È poi inquietante il fatto che, mentre "l'iniziativa economica privata è libera" (come sancito dall'art. 41), il diritto di sciopero invece "si esercita nell'ambito delle leggi che lo regolano" (art. 40): qui si vuole dire che i padroni sono pienamente liberi di sfruttare, ma dove sta la piena libertà dei lavoratori di protestare? Non dimentichiamoci che, per citare un esempio a noi geograficamente vicino, 58 anni fa, il 9 gennaio 1950, gli scioperanti di Modena contro 300 licenziamenti vennero massacrati dalle "forze dell'ordine" subendo ben 6 morti. Così come in tutta la storia dell'Italia repubblicana sono state messe a punto gravi attività di intimidazione e repressione dello sciopero.
L'art. 1 dice che "L'Italia è una repubblica democratica fondata sul lavoro". Bene. Ma di quale lavoro stiamo parlando? Stiamo parlando del lavoro salariato, di un sistema di lavoro retto dallo sfruttamento dell'uomo sull'uomo, cioè il capitalismo, un sistema contro cui i comunisti si battono per liberare i lavoratori da questo opprimente stato di sfruttamento padronale. Però è impossibile portare a compimento questa lotta, se si rimane imbrigliati nella cieca osservanza della Costituzione, dal momento che sì la "sovranità appartiene al popolo", ma la esercita "nelle forme e nei limiti della Costituzione", quindi anche nelle forme e nei limiti del lavoro salariato, dal quale i lavoratori non possono assolutamente uscire. Ecco perché bisogna liberarsi dalla gabbia del parlamentarismo e del riformismo se si vuole veramente trasformare la società.
Per non parlare poi degli articoli che vengono spudoratamente e impunemente violati. Parlo specificamente dell'art. 11, secondo cui "L'Italia ripudia la guerra come strumento di offesa alla libertà degli altri popoli e come mezzo di risoluzione delle controversie internazionali", articolo, questo, che è stato violato tantissime volte, nella guerra e nelle spedizioni militari contro la Serbia, l'Afghanistan e l'Iraq, l'intervento in Libano e altri, senza che i responsabili fossero in qualche modo puniti.
Lo stesso discorso vale anche per l'antifascismo. Benché sia un valore fondante della Costituzione, esso è continuamente calpestato dal concesso proliferare di partiti e gruppi neofascisti che, da buoni allievi delle squadracce nere di Mussolini, si scagliano in azioni violente contro comunisti, democratici, antifascisti e immigrati. Tutto questo nel vergognoso silenzio e immobilismo delle alte cariche dello Stato.
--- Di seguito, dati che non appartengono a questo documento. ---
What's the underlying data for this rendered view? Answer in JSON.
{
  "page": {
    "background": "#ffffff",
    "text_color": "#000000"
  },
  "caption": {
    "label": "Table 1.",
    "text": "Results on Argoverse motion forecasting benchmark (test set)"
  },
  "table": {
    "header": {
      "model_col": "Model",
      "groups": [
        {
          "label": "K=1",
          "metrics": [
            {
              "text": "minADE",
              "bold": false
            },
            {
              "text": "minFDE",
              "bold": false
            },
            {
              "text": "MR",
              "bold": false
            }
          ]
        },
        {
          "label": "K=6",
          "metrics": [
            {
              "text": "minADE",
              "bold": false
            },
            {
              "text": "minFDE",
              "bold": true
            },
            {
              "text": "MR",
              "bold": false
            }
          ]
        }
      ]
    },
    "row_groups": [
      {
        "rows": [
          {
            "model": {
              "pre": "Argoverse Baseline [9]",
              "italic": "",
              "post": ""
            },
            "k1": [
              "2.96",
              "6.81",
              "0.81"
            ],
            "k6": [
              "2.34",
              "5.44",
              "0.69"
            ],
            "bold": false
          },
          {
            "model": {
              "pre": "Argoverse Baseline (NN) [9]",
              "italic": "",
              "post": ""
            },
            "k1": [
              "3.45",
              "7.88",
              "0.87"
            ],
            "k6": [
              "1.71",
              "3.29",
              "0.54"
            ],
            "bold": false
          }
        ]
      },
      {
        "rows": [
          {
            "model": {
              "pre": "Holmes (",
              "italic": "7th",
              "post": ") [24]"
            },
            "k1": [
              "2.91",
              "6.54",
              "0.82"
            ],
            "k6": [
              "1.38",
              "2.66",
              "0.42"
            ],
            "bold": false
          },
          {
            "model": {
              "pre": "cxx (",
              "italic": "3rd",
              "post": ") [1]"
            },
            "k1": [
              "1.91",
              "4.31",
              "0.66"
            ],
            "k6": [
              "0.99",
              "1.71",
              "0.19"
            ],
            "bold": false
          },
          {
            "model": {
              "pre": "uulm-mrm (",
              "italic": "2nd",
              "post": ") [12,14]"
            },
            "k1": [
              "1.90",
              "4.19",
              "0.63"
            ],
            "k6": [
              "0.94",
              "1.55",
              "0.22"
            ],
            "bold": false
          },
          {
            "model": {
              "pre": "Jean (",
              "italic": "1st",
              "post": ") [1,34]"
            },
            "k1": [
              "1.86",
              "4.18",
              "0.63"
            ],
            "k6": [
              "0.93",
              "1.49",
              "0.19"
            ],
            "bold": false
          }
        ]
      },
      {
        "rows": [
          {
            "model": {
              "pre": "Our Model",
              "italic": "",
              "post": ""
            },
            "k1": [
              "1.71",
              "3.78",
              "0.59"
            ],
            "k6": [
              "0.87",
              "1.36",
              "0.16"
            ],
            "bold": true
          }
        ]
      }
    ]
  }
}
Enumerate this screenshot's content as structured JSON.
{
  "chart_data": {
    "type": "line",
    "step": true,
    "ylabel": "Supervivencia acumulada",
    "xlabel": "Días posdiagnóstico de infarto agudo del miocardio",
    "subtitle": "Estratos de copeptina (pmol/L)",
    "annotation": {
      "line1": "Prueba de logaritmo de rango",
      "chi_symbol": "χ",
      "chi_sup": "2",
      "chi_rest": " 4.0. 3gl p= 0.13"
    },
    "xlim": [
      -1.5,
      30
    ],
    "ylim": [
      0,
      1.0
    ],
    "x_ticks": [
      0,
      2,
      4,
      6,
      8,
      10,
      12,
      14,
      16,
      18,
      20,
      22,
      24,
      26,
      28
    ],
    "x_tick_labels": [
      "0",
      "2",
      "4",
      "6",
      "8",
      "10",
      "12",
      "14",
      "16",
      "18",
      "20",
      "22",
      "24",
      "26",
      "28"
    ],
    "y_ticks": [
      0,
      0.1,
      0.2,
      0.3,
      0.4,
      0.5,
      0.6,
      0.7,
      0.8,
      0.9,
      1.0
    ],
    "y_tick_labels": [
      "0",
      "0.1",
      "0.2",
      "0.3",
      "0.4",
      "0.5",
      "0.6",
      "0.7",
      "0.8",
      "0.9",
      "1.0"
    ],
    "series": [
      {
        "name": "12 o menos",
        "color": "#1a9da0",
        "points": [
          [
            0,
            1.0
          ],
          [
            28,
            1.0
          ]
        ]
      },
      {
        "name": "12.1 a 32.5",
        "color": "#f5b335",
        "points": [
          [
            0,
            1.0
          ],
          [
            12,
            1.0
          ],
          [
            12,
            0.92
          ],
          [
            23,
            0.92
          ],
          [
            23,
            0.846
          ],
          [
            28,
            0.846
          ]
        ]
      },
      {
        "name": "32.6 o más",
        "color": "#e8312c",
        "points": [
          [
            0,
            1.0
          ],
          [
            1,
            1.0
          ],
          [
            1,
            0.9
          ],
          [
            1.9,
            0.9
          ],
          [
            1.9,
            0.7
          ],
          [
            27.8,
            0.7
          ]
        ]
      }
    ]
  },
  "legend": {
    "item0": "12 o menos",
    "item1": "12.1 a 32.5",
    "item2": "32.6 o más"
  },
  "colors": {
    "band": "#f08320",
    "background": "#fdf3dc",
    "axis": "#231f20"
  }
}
Questo significa gettare fango sulla gloriosa lotta di Resistenza, significa negare la forte tradizione antifascista del nostro popolo.
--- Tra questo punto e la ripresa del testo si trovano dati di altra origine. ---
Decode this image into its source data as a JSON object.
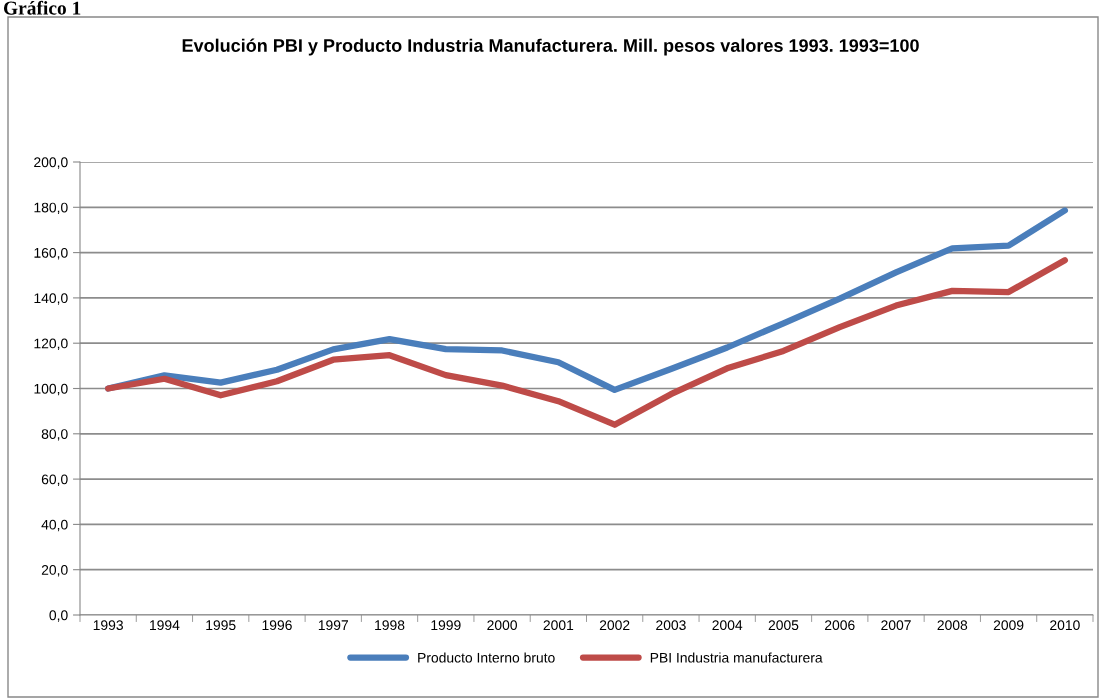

Conclusa questa analisi, bisogna dire che, benché nominalmente esista ancora, la Costituzione del '48 di fatto è stata soppressa dai continui stravolgimenti operati dai vari governi che si sono succeduti nel tempo, in particolare con la parziale realizzazione del "Piano di rinascita democratica" della P2 di Gelli, avviato già con Craxi, ma che ha avuto un'impennata significativa con i governi del neoduce Berlusconi. Parlando degli stravolgimenti della Costituzione, mi riferisco in particolare alle leggi antisciopero, la legge Gasparri sul sistema radiotelevisivo, la legge Schifani salva-Berlusconi, la legge Pecorella, le leggi sull'elezione diretta dei presidenti delle province e dei sindaci, ecc. Anche il governo Prodi non è però esente da critiche, in particolare con il Dpef 2008-2011, insieme al quale varava il disegno di legge delega per il federalismo fiscale, atto con il quale tentava di far rientrare dalla finestra l'infame "devolution" bocciata dagli elettori nel referendum costituzionale del 2006, oltre a moltissimi altri provvedimenti che ora manca il tempo di elencare, di fatto anticostituzionali, ma che sono stati tollerati.
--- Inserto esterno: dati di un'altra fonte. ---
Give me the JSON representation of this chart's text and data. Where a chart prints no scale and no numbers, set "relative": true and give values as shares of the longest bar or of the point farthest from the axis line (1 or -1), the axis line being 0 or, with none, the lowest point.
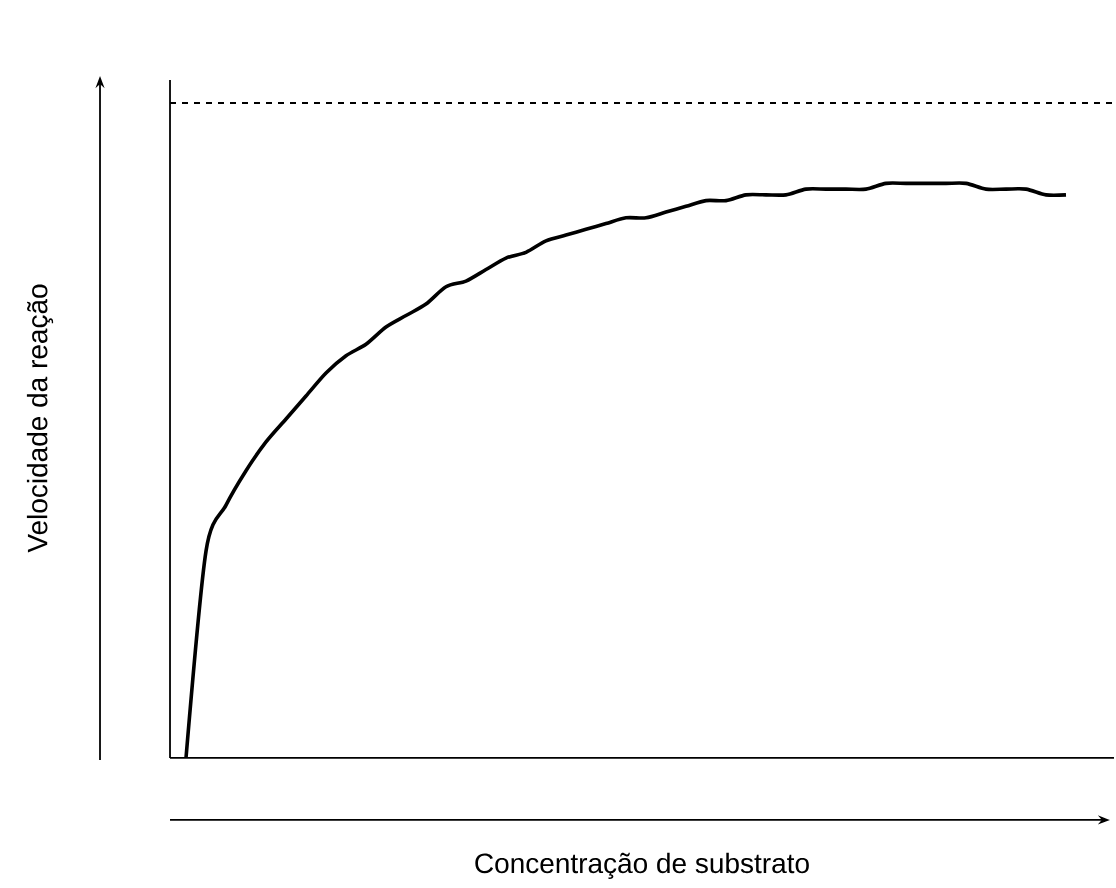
{
  "chart_data": {
    "type": "line",
    "relative": true,
    "xlabel": "Concentração de substrato",
    "ylabel": "Velocidade da reação",
    "categories": [
      null,
      null,
      null,
      null,
      null,
      null,
      null,
      null,
      null,
      null,
      null,
      null,
      null,
      null,
      null,
      null,
      null,
      null,
      null,
      null,
      null,
      null,
      null,
      null,
      null,
      null,
      null,
      null,
      null,
      null,
      null,
      null,
      null,
      null,
      null,
      null,
      null,
      null,
      null,
      null,
      null,
      null,
      null,
      null,
      null
    ],
    "series": [
      {
        "color": "#000000",
        "values": [
          0,
          0.36,
          0.44,
          0.5,
          0.55,
          0.59,
          0.63,
          0.67,
          0.7,
          0.72,
          0.75,
          0.77,
          0.79,
          0.82,
          0.83,
          0.85,
          0.87,
          0.88,
          0.9,
          0.91,
          0.92,
          0.93,
          0.94,
          0.94,
          0.95,
          0.96,
          0.97,
          0.97,
          0.98,
          0.98,
          0.98,
          0.99,
          0.99,
          0.99,
          0.99,
          1,
          1,
          1,
          1,
          1,
          0.99,
          0.99,
          0.99,
          0.98,
          0.98
        ]
      }
    ],
    "ref_lines": [
      {
        "axis": "y",
        "value": 1.14,
        "color": "#000000",
        "line_style": "dashed"
      }
    ],
    "marker": "none",
    "line_style": "solid"
  }
}
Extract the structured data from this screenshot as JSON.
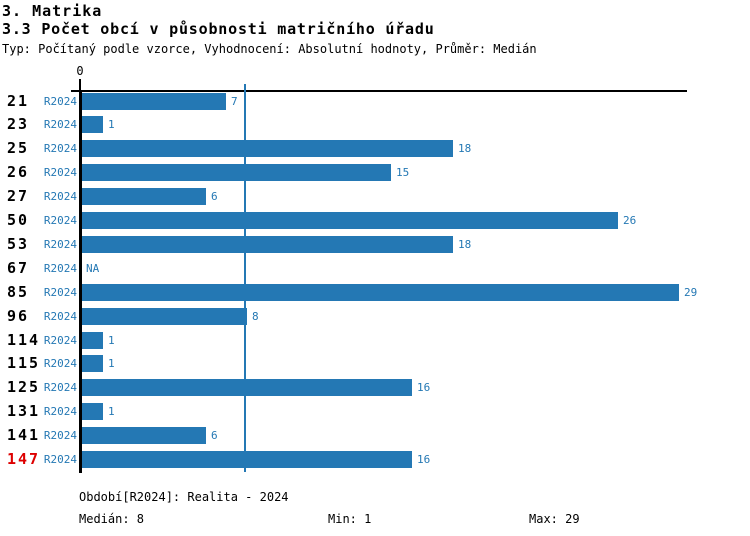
{
  "header": {
    "title": "3. Matrika",
    "subtitle": "3.3 Počet obcí v působnosti matričního úřadu",
    "meta": "Typ: Počítaný podle vzorce, Vyhodnocení: Absolutní hodnoty, Průměr: Medián"
  },
  "chart_data": {
    "type": "bar",
    "orientation": "horizontal",
    "title": "3.3 Počet obcí v působnosti matričního úřadu",
    "x_axis": {
      "zero_label": "0",
      "min": 0,
      "max": 29.5,
      "gridlines": false
    },
    "median_line_value": 8,
    "period_label": "R2024",
    "categories": [
      "21",
      "23",
      "25",
      "26",
      "27",
      "50",
      "53",
      "67",
      "85",
      "96",
      "114",
      "115",
      "125",
      "131",
      "141",
      "147"
    ],
    "rows": [
      {
        "category": "21",
        "value": 7,
        "label": "7",
        "highlighted": false
      },
      {
        "category": "23",
        "value": 1,
        "label": "1",
        "highlighted": false
      },
      {
        "category": "25",
        "value": 18,
        "label": "18",
        "highlighted": false
      },
      {
        "category": "26",
        "value": 15,
        "label": "15",
        "highlighted": false
      },
      {
        "category": "27",
        "value": 6,
        "label": "6",
        "highlighted": false
      },
      {
        "category": "50",
        "value": 26,
        "label": "26",
        "highlighted": false
      },
      {
        "category": "53",
        "value": 18,
        "label": "18",
        "highlighted": false
      },
      {
        "category": "67",
        "value": null,
        "label": "NA",
        "highlighted": false
      },
      {
        "category": "85",
        "value": 29,
        "label": "29",
        "highlighted": false
      },
      {
        "category": "96",
        "value": 8,
        "label": "8",
        "highlighted": false
      },
      {
        "category": "114",
        "value": 1,
        "label": "1",
        "highlighted": false
      },
      {
        "category": "115",
        "value": 1,
        "label": "1",
        "highlighted": false
      },
      {
        "category": "125",
        "value": 16,
        "label": "16",
        "highlighted": false
      },
      {
        "category": "131",
        "value": 1,
        "label": "1",
        "highlighted": false
      },
      {
        "category": "141",
        "value": 6,
        "label": "6",
        "highlighted": false
      },
      {
        "category": "147",
        "value": 16,
        "label": "16",
        "highlighted": true
      }
    ],
    "stats": {
      "median": 8,
      "min": 1,
      "max": 29
    },
    "colors": {
      "bar": "#2478B4",
      "value_text": "#2478B4",
      "period_text": "#2478B4",
      "median_line": "#2478B4",
      "category_text": "#000000",
      "highlight_category_text": "#DD0000",
      "axis": "#000000"
    }
  },
  "footer": {
    "period_info": "Období[R2024]: Realita - 2024",
    "median": "Medián: 8",
    "min": "Min: 1",
    "max": "Max: 29"
  }
}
Tutto questo andava a costituire la seconda repubblica di stampo neofascista, presidenzialista e federalista, la cui completa attuazione è stata fermata dalle masse con la bocciatura del referendum costituzionale del 2006, con il quale il governo di Berlusconi aveva cercato di far avallare la nuova Costituzione presidenzialista.
Nonostante tutti questi provvedimenti che hanno portato al calpestamento della Costituzione del '48, non sono finiti qui i tentativi di cambiarla definitivamente e instaurare, oggi, la terza repubblica.
La marcia verso la terza repubblica vede camminare insieme, uno a fianco all'altro, il neoduce Berlusconi e il leader liberale e anticomunista del Partito Democratico, Veltroni. Costoro si erano già trovati d'accordo sulle "riforme istituzionali condivise" prima delle elezioni del mese scorso, e adesso il loro "inciucio" si realizza ulteriormente; doppiamente criminale è la posizione di Veltroni, che non solo sostiene Berlusconi nell'accartocciamento finale (fatto passare come semplice "riforma") della Costituzione, ma lo legittima anche agli occhi delle masse come una persona "democratica" e "giusta". Complimenti, questi, che gli sono fruttati il riconoscimento da parte di Berlusconi e dei suoi sgherri di essere "aperto al dialogo", "libero da vecchie ideologie" e cose del genere.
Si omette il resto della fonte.